EMPRESS: The Secret History of Anna K by Greg Olear

EMPRESS: The Secret History of Anna K by Greg Olear

Author:Greg Olear
Format: epub, pdf


XXXI

The Fugitives

BY NOW, THE CAREFUL READER CAN APPRECIATE JUST HOW precarious and mercurial are the forces that make and unmake Emperors (and also, by extension, Empresses!). Consider: If my great-uncle Isaac Komnenos chose not to read a bad weather event as a portent of disaster and a vote of no confidence by the Almighty, perhaps Constantine X does not assume the throne. If Michael VII were a different sort of man—or, to be more precise, if he were not a different sort of man—perhaps Eudokia does not see the need to marry Diogenes (or to import Maria to Constantinople from T’bilisi in the vain hope that her beauty would inspire his perverted carnal passions). If Diogenes does not insist upon a great military victory, perhaps Michael does not ever take the purple. If the unruly forces of Bryennios do not rape and pillage just beyond the walls of the Queen City, perhaps he becomes Emperor, and he and not Alexios Komnenos reigns for thirty-seven years. Fate is fickle. When emperors fall, they fall hard, and they fall fast. Dégringolade can be set in motion by the slightest push from the smallest personage.

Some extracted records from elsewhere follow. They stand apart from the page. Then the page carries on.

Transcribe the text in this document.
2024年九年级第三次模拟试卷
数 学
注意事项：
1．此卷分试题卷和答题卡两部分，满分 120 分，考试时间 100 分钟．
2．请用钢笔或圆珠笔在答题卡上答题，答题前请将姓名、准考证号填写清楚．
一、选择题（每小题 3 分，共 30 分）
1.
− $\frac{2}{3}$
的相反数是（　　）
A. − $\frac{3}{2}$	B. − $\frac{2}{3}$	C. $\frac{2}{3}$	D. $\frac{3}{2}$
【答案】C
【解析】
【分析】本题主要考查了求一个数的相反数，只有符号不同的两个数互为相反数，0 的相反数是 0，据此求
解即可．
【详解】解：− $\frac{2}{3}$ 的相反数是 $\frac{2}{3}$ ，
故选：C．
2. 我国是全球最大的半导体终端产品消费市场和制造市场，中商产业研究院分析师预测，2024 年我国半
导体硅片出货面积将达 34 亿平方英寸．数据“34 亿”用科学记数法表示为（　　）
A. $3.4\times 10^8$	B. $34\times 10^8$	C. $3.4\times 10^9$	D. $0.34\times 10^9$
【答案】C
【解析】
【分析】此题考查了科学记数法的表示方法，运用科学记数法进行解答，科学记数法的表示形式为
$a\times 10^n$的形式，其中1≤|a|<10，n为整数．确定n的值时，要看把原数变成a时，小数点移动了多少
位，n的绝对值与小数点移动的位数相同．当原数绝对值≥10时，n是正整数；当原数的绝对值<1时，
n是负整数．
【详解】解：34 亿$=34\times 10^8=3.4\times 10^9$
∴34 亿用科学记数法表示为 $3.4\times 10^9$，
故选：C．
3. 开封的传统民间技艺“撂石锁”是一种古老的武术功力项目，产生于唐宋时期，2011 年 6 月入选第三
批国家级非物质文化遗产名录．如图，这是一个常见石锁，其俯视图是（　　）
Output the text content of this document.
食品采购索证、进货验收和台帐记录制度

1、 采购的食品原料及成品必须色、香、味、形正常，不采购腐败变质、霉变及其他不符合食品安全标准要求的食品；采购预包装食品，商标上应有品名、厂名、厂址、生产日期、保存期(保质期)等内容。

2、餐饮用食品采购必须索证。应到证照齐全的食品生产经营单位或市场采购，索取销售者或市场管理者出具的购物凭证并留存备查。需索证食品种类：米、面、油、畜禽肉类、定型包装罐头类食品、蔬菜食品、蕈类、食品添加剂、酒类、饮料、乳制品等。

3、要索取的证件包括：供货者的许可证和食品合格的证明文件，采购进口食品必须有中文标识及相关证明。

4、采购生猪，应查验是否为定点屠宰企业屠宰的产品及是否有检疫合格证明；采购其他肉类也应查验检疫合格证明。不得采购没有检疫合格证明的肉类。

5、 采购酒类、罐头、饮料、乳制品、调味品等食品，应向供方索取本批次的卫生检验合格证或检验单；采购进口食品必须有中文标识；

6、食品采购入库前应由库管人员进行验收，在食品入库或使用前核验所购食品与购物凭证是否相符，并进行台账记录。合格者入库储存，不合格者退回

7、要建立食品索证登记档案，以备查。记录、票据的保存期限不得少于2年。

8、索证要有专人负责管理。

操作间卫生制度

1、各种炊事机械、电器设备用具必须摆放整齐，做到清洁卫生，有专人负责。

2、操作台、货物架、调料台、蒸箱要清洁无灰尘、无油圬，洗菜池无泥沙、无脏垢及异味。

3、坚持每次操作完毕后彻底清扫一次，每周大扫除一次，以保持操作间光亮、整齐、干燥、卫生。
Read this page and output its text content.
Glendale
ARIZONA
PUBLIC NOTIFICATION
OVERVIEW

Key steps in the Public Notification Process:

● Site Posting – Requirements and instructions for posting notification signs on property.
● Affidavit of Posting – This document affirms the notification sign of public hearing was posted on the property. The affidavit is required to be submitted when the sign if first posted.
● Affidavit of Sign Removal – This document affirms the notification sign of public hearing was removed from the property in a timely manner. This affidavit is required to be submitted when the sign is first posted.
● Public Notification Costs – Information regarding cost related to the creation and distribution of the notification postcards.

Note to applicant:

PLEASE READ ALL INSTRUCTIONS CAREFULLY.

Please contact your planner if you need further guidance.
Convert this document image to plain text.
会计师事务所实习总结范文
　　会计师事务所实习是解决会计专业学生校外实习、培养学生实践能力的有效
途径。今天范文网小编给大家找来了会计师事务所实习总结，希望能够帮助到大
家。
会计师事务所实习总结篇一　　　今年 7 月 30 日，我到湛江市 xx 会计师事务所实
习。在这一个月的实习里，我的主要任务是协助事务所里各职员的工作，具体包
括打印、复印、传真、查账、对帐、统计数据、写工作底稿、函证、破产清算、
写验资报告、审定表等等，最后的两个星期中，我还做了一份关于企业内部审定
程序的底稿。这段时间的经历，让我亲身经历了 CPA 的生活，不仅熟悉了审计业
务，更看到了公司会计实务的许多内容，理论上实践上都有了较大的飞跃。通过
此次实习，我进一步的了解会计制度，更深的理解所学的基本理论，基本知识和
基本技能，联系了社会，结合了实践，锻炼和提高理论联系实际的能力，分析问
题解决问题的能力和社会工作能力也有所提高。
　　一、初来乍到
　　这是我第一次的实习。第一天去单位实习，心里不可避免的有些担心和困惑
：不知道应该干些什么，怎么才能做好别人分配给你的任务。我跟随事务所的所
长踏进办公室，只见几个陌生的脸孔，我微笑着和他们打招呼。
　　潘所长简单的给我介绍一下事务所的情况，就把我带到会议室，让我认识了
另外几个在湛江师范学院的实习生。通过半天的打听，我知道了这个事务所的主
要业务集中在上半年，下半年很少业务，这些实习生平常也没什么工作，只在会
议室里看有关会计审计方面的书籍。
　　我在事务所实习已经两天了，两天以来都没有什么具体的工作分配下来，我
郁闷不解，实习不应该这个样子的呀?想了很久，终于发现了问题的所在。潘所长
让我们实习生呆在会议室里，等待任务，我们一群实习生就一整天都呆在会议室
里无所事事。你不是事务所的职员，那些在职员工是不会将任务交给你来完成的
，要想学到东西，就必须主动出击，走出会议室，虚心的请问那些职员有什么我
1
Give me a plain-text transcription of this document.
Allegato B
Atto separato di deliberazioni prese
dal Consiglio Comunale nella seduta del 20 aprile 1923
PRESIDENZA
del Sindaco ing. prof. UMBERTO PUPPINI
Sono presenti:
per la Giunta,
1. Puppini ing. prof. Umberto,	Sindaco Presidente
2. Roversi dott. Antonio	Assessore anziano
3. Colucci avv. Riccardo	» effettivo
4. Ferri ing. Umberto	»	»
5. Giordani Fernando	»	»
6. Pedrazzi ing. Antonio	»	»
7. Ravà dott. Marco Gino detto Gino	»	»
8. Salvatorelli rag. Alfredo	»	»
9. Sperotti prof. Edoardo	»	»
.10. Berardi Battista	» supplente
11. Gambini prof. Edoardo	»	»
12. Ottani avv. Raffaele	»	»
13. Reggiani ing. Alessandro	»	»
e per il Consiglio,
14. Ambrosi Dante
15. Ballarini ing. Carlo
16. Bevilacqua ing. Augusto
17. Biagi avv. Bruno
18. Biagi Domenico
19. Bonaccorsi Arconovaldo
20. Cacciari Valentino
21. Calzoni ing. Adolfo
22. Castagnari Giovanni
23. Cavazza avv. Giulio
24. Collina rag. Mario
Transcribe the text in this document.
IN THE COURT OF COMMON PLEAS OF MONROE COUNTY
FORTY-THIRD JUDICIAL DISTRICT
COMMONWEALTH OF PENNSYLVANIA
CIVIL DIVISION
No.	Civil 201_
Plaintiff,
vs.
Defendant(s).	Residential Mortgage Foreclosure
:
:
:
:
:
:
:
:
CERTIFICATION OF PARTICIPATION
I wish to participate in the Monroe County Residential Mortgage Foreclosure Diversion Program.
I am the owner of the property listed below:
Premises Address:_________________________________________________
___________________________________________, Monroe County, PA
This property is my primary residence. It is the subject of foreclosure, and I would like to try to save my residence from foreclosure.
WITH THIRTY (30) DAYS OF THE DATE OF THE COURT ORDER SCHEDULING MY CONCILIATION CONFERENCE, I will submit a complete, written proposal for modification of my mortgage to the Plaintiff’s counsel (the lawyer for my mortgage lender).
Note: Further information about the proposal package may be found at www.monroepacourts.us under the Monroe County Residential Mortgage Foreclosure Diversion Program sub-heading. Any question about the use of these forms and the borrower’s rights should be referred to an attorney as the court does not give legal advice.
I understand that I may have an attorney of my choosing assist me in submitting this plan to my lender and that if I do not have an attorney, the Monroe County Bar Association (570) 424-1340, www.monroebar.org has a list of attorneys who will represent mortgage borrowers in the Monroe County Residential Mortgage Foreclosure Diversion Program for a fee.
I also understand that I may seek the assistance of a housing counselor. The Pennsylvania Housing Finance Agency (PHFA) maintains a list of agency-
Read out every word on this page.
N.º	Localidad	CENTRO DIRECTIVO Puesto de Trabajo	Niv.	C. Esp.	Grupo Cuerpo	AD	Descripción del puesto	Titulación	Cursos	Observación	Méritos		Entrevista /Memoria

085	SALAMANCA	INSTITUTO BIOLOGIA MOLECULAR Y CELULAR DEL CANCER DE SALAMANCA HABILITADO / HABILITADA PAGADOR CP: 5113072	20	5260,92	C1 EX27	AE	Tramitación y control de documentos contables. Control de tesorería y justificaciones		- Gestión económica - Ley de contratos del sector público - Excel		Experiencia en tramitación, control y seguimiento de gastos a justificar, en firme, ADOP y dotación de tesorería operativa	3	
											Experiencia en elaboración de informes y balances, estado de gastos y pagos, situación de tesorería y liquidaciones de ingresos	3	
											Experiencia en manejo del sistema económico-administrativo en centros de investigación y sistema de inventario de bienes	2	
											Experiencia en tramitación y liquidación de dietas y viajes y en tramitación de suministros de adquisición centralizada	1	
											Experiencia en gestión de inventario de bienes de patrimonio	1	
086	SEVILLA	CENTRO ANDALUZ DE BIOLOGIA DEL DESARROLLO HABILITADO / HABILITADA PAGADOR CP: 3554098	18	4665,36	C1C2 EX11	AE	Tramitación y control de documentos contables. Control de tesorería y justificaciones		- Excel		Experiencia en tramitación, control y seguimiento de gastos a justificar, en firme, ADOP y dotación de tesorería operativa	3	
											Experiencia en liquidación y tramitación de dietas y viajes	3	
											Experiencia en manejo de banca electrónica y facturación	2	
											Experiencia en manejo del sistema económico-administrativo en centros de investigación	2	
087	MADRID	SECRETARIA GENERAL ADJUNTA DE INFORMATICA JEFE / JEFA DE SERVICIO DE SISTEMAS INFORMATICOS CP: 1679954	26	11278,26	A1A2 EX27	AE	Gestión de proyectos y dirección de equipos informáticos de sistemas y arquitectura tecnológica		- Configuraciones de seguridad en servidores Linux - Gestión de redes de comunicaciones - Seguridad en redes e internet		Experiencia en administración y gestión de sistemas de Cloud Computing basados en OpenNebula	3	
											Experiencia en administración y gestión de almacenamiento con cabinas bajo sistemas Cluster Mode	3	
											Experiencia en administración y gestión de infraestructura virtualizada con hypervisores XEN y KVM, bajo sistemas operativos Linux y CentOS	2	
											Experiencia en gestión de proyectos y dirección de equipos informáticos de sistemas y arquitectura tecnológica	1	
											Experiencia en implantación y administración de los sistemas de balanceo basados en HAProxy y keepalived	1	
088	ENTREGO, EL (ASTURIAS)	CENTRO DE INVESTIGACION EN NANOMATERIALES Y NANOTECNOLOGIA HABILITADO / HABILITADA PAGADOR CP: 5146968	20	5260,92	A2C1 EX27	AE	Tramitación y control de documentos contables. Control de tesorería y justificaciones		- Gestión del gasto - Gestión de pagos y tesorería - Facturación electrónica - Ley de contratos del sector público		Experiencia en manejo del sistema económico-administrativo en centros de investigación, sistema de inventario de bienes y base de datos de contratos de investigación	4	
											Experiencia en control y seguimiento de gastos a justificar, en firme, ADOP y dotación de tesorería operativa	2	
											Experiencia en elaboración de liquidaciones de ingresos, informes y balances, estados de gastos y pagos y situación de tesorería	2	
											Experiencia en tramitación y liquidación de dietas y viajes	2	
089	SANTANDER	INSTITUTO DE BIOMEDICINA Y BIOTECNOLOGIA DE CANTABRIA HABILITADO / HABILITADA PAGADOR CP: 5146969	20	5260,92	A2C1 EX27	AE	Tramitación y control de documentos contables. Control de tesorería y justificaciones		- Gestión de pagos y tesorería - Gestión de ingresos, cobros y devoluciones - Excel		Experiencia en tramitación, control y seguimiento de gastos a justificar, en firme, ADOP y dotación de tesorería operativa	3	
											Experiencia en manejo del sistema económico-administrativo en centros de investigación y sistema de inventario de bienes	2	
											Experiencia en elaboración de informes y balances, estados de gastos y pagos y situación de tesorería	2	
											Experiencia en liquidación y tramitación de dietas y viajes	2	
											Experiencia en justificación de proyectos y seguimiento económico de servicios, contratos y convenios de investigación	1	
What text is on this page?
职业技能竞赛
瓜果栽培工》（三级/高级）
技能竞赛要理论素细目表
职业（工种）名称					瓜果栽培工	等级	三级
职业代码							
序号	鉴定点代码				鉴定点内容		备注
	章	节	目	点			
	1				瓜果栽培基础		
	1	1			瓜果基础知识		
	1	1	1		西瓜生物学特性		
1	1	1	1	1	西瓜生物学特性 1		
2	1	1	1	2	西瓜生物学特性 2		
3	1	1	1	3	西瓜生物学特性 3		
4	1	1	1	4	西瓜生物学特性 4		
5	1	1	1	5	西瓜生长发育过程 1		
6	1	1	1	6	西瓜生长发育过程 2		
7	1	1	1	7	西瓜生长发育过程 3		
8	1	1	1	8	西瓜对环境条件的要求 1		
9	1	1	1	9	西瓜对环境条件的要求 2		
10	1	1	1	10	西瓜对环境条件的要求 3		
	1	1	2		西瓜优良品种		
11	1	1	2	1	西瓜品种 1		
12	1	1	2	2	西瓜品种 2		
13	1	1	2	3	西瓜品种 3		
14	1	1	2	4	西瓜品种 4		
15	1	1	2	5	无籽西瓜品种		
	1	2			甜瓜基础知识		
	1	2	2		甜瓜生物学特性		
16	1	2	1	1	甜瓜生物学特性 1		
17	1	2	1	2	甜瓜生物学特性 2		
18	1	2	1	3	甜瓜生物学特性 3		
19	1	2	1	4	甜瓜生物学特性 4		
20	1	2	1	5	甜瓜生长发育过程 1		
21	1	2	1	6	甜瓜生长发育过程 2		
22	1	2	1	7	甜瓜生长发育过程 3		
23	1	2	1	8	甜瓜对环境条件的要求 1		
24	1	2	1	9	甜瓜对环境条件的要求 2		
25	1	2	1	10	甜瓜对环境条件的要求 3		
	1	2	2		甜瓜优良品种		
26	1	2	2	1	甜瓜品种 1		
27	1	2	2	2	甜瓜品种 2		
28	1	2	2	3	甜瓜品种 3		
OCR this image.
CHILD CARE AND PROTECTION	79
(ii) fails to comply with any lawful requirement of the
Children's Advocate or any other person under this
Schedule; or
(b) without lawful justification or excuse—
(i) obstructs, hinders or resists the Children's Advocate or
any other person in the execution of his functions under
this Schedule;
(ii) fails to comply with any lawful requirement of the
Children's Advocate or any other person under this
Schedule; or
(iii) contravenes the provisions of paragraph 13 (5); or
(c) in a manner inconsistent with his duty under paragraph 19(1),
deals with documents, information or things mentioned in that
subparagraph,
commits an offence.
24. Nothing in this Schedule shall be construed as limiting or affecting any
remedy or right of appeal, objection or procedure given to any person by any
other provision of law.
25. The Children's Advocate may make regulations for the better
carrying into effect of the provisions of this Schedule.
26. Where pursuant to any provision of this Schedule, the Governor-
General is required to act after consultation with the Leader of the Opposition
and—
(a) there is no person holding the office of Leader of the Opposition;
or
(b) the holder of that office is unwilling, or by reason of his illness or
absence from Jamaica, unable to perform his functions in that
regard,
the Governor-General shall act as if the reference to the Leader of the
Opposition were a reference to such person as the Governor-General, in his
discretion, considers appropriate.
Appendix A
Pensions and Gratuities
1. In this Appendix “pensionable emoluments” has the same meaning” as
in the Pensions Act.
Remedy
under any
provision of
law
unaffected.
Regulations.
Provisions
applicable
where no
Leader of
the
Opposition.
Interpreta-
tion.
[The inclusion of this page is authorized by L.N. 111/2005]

A fourteen-year-old girl, say.

When she took her stand against his sadistic advances, and especially when she followed through on her macabre proposal, Irene had won her husband’s grudging respect. From that night on, Alexios stopped visiting her bed-chamber; a few months later, he left for war, and was gone for two years, returning home only for brief visits as he crisscrossed the Empire. My mother was happy in this interval to reclaim her chastity; despite his spiteful pronouncement on their wedding day, she had not warmed to the alternative style of intercourse. While she had technically committed patricide, her conscience was clear. In her view, her father Andronikos was in a state of perpetual suffering, a sort of existential purgatory, from which agony her brave actions relieved him. This was a mercy-killing; mercy-killing requires sangfroid, it requires great courage, and like the valiant warrior engaging a stronger opponent, or the pious martyr braving the pyre, she had risen to the occasion. Irene was proud of what she had done. When Alexios left for his campaigns, the change in her personality was marked; in his absence, she comported herself like a mature woman of twice her years, the very model of equipoise. Her days of simpering were over. While she remained quiet and disdainful of undue attention, she was now possessed of a regal serenity. In short, my mother was worthy of the station to which she would soon ascend, and in which ascension she would prove a prime player.

Irene was surprised and not a little scared when she was summoned into the Empress’s Loge at the Hagia Sophia to meet with Maria. The relationship between my father’s wife and his lover was not strained as much as it was nonexistent. The Empress had not said more than a few words to Irene in the latter’s lifetime; a perfunctory congratulations after the wedding, perhaps, and not much else.